OPS09-BP04 Establish operations metrics baselines - AWS Well-Architected Framework (2023-04-10)

OPS09-BP04 Establish operations metrics baselines

Establish baselines for metrics to provide expected values as the basis for comparison and identification of under and over performing operations activities.

Common anti-patterns:

  • You have been asked what the expected time to deploy is. You have not measured how long it takes to deploy and can not determine expected times.

  • You have been asked what how long it takes to recover from an issue with the application servers. You have no information about time to recovery from first customer contact. You have no information about time to recovery from first identification of an issue through monitoring.

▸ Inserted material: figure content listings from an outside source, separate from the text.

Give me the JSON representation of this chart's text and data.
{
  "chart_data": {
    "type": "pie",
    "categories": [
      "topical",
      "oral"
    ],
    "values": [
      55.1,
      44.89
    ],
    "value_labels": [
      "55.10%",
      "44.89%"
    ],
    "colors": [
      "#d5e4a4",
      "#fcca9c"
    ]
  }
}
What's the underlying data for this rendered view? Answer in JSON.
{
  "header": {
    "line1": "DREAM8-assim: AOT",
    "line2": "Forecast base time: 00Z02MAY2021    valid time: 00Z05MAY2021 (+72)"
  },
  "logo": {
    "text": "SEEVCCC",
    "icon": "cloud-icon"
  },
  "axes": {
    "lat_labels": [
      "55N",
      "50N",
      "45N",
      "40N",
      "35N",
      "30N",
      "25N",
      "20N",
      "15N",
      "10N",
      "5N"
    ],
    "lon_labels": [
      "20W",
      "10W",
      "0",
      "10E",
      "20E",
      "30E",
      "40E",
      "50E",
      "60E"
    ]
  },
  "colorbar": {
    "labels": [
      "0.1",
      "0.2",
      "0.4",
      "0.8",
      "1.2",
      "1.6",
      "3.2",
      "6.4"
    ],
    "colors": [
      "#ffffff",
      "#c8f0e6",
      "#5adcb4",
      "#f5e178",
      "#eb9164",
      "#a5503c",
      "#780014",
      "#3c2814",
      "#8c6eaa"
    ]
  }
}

  • You have been asked how many support personnel are required over the weekend. You have no idea how many support cases are typical over a weekend and can not provide an estimate.

  • You have a recovery time objective to restore lost databases within fifteen minutes that was defined when the system was deployed and had no users. You now have ten thousand users and have been operating for two years. You have no information on how the time to restore has changed for your database.

Benefits of establishing this best practice: By defining baseline metric values you are able to evaluate current metric values, and metric trends, to determine if action is required.

Level of risk exposed if this best practice is not established: Medium

Implementation guidance

  • Learn expected patterns of activity for operations: Establish patterns of operations activity to determine when behavior is outside of the expected values so that you can respond appropriately if required.